We urgently need digital augmentation for individuals and groups. We
also need a communal acceptance of standards for conduct, i.e. a great
deal of commonality in moral stance. The Iraq situation demonstrates
that as does the not unrelated Israel-Palestinian conflict. Moral
stance, therefore, is something that bears on digital augmentation. (06)
For a period of time, I was looking at programs for conferences, mostly
those listed on the site of the ACM. While I found quite a bit about
(morally blind, people excluding) artificial intelligence, I can't
remember seeing anything about digital augmentation of the human
intellect, which from an academic point of view and by its very nature
need be a multidisciplinary subject; and from a societal point of view
calls for informed citizens fully aware about what may or may not be
decided in the digital domain; and what direction science and technology
will permit digital augmentation to take. (07)
I said, "from an academic point of view." Academe cannot stand apart
from the world it functions in; it is merely its servant even when its
role is to lead. I see Fleabyte (intended as a continuation of the
colloquium) as the public counterpart of academe as well as of
governance in the domain of digital augmentation. As a means to
stimulate and maintain control. A checking of its contents page will
show this is the range we have been working in. (08)
I had hoped that a forum of intellectuals originally dedicated to
extending Doug's vision would be responsive to the above issue. The
question now is whether this is still the case. And, if so, shouldn't
thought be given to how to make digital augmentation a useful instrument
for enhancing (saving??) a democratic mode for living together on a
small planet? (09)
On Fri, 2003-01-24 at 03:18, Peter P. Yim wrote:
> Ref. Paul's cautionary message of 22-Jan-03
> 1. It might be worth revisiting (i) the scope of the colloquium, and (ii)
> the intent of the "permission to use" statement.
> (i) The colloquium was offered as a Stanford University professional
> education course. The course description says,
> See http://scpd.stanford.edu/SOL/courses/proEd/EC/
> Course Name:
> Engelbart Colloquium at Stanford
> An In-Depth Look at "The Unfinished Revolution"

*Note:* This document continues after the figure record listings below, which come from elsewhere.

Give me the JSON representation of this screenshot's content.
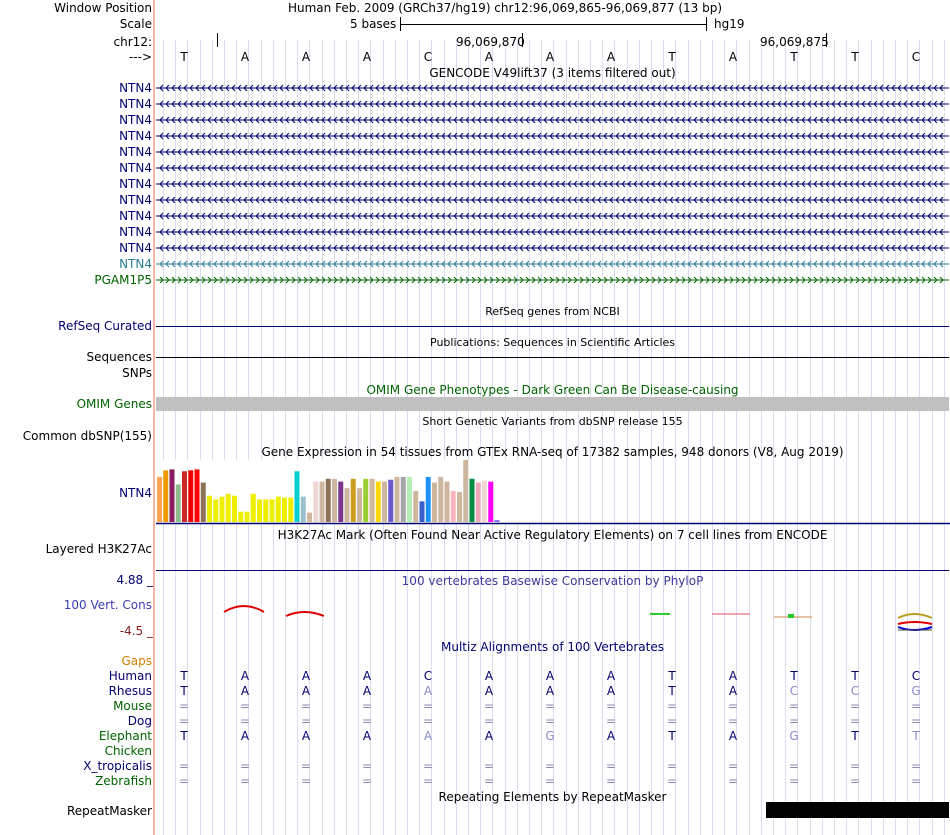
{
  "header": {
    "window_position_label": "Window Position",
    "window_position_value": "Human Feb. 2009 (GRCh37/hg19)   chr12:96,069,865-96,069,877 (13 bp)",
    "scale_label": "Scale",
    "scale_text": "5 bases",
    "scale_assembly": "hg19",
    "chrom_label": "chr12:",
    "coord_1": "96,069,870",
    "coord_2": "96,069,875",
    "strand_label": "--->"
  },
  "sequence": [
    "T",
    "A",
    "A",
    "A",
    "C",
    "A",
    "A",
    "A",
    "T",
    "A",
    "T",
    "T",
    "C"
  ],
  "gencode": {
    "title": "GENCODE V49lift37 (3 items filtered out)",
    "items": [
      "NTN4",
      "NTN4",
      "NTN4",
      "NTN4",
      "NTN4",
      "NTN4",
      "NTN4",
      "NTN4",
      "NTN4",
      "NTN4",
      "NTN4",
      "NTN4",
      "PGAM1P5"
    ]
  },
  "refseq": {
    "title": "RefSeq genes from NCBI",
    "label": "RefSeq Curated"
  },
  "publications": {
    "title": "Publications: Sequences in Scientific Articles",
    "label": "Sequences"
  },
  "snps_label": "SNPs",
  "omim": {
    "title": "OMIM Gene Phenotypes - Dark Green Can Be Disease-causing",
    "label": "OMIM Genes"
  },
  "dbsnp": {
    "title": "Short Genetic Variants from dbSNP release 155",
    "label": "Common dbSNP(155)"
  },
  "gtex": {
    "title": "Gene Expression in 54 tissues from GTEx RNA-seq of 17382 samples, 948 donors (V8, Aug 2019)",
    "label": "NTN4",
    "values": [
      48,
      55,
      56,
      40,
      54,
      55,
      56,
      42,
      28,
      24,
      27,
      30,
      28,
      11,
      11,
      30,
      24,
      24,
      24,
      27,
      26,
      26,
      54,
      27,
      10,
      43,
      43,
      46,
      46,
      43,
      36,
      46,
      36,
      46,
      46,
      43,
      43,
      45,
      48,
      48,
      48,
      33,
      22,
      48,
      42,
      48,
      43,
      33,
      32,
      66,
      46,
      42,
      44,
      43,
      2
    ],
    "colors": [
      "#FFA54F",
      "#EE9A00",
      "#8B1C62",
      "#8FBC8F",
      "#CD2626",
      "#EE0000",
      "#FF0000",
      "#8B7355",
      "#EEEE00",
      "#EEEE00",
      "#EEEE00",
      "#EEEE00",
      "#EEEE00",
      "#EEEE00",
      "#EEEE00",
      "#EEEE00",
      "#EEEE00",
      "#EEEE00",
      "#EEEE00",
      "#EEEE00",
      "#EEEE00",
      "#EEEE00",
      "#00CED1",
      "#9AC0CD",
      "#CDB79E",
      "#EED5D2",
      "#CDB79E",
      "#8B7355",
      "#CDB79E",
      "#7A378B",
      "#CDB79E",
      "#CD9B1D",
      "#CDB79E",
      "#9ACD32",
      "#CDB79E",
      "#FFD700",
      "#CDB79E",
      "#6959CD",
      "#CDB79E",
      "#A6A6A6",
      "#B4EEB4",
      "#CDB79E",
      "#3A5FCD",
      "#1E90FF",
      "#CDB79E",
      "#CDB79E",
      "#CDB79E",
      "#FFB6C1",
      "#CDB79E",
      "#CDB79E",
      "#008B45",
      "#EEA9B8",
      "#EED5D2",
      "#FF00FF",
      "#7A67EE"
    ]
  },
  "h3k27ac": {
    "title": "H3K27Ac Mark (Often Found Near Active Regulatory Elements) on 7 cell lines from ENCODE",
    "label": "Layered H3K27Ac"
  },
  "phylop": {
    "title": "100 vertebrates Basewise Conservation by PhyloP",
    "label": "100 Vert. Cons",
    "max_label": "4.88 _",
    "min_label": "-4.5 _"
  },
  "multiz": {
    "title": "Multiz Alignments of 100 Vertebrates",
    "gaps_label": "Gaps",
    "species": [
      {
        "name": "Human",
        "bases": [
          "T",
          "A",
          "A",
          "A",
          "C",
          "A",
          "A",
          "A",
          "T",
          "A",
          "T",
          "T",
          "C"
        ],
        "color": "#00006e"
      },
      {
        "name": "Rhesus",
        "bases": [
          "T",
          "A",
          "A",
          "A",
          "A",
          "A",
          "A",
          "A",
          "T",
          "A",
          "C",
          "C",
          "G"
        ],
        "color": "#00006e"
      },
      {
        "name": "Mouse",
        "bases": [
          "=",
          "=",
          "=",
          "=",
          "=",
          "=",
          "=",
          "=",
          "=",
          "=",
          "=",
          "=",
          "="
        ],
        "color": "#006400"
      },
      {
        "name": "Dog",
        "bases": [
          "=",
          "=",
          "=",
          "=",
          "=",
          "=",
          "=",
          "=",
          "=",
          "=",
          "=",
          "=",
          "="
        ],
        "color": "#00006e"
      },
      {
        "name": "Elephant",
        "bases": [
          "T",
          "A",
          "A",
          "A",
          "A",
          "A",
          "G",
          "A",
          "T",
          "A",
          "G",
          "T",
          "T"
        ],
        "color": "#006400"
      },
      {
        "name": "Chicken",
        "bases": [
          "",
          "",
          "",
          "",
          "",
          "",
          "",
          "",
          "",
          "",
          "",
          "",
          ""
        ],
        "color": "#006400"
      },
      {
        "name": "X_tropicalis",
        "bases": [
          "=",
          "=",
          "=",
          "=",
          "=",
          "=",
          "=",
          "=",
          "=",
          "=",
          "=",
          "=",
          "="
        ],
        "color": "#00006e"
      },
      {
        "name": "Zebrafish",
        "bases": [
          "=",
          "=",
          "=",
          "=",
          "=",
          "=",
          "=",
          "=",
          "=",
          "=",
          "=",
          "=",
          "="
        ],
        "color": "#006400"
      }
    ],
    "faded": {
      "Rhesus": [
        4,
        10,
        11,
        12
      ],
      "Elephant": [
        4,
        6,
        10,
        12
      ]
    }
  },
  "repeatmasker": {
    "title": "Repeating Elements by RepeatMasker",
    "label": "RepeatMasker"
  }
}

> Faculty: Douglas C. Engelbart, Ph.D.
> This colloquium will offer professionals and executives a rare opportunity
> to listen to and learn from visionary Doug Engelbart as he talks about his
> life's work, creative process, and his concerns and vision for the future.
> To help refresh everyone's memory, I have brought up, from the archives, the
> original colloquium page from the Bootstrap website (dated around early
> March 2000) where the public information on the colloquium is posted. That
> and the course pages on the Stanford would have been the main source of
> public information about the colloquium. I have it, now, at
> A lots of the links don't work any more, but it clearly explains what the
> colloquium was about. I'm going to leave that page there for the next couple
> of weeks in case people want to look at it.
> Based on the above descriptions, developing the OHS or any other system,
> obviously does not fall within the scope of this Stanford course. I,
> therefore, suggest that we stop talking about system development as if it
> were a colloquium activity, and even less so, an extended activity (because
> it is out of scope.)
> (ii) The intent of putting a "permission to use" statement in place was to
> facilitate the boradcast, webcast, taping and the subsequent publication of
> the colloquium content into courseware, a book or something in that vein.
> The indemnification clause (which, actually is fairly standard) is there to
> make sure that participants are responsible for their own acts.
> If someone had spoken during the colloquium (since dialog was a feature)
> and, either intentionally or unintentionally, divulged his/her employer's
> trade secrets, and the employer sues -- neither Bootstrap Institute nor
> Stanford University would want to be (nor should they be) involved. This is
> the type of situation the indemnity clause was there for. It does take a
> long stretch to get from this to interpreting it as being akin to "asking
> volunteers to absorb liability."
> 2. All this discussion is interesting, but the real issue is -- is there a
> real and appreciable risk and threat, to the extent that we should stop
> certain pursuits because of it. I guess each of us will have to answer that
> for himself or herself. I don't believe a legal professional, that we pay
> some money to, could do it for us.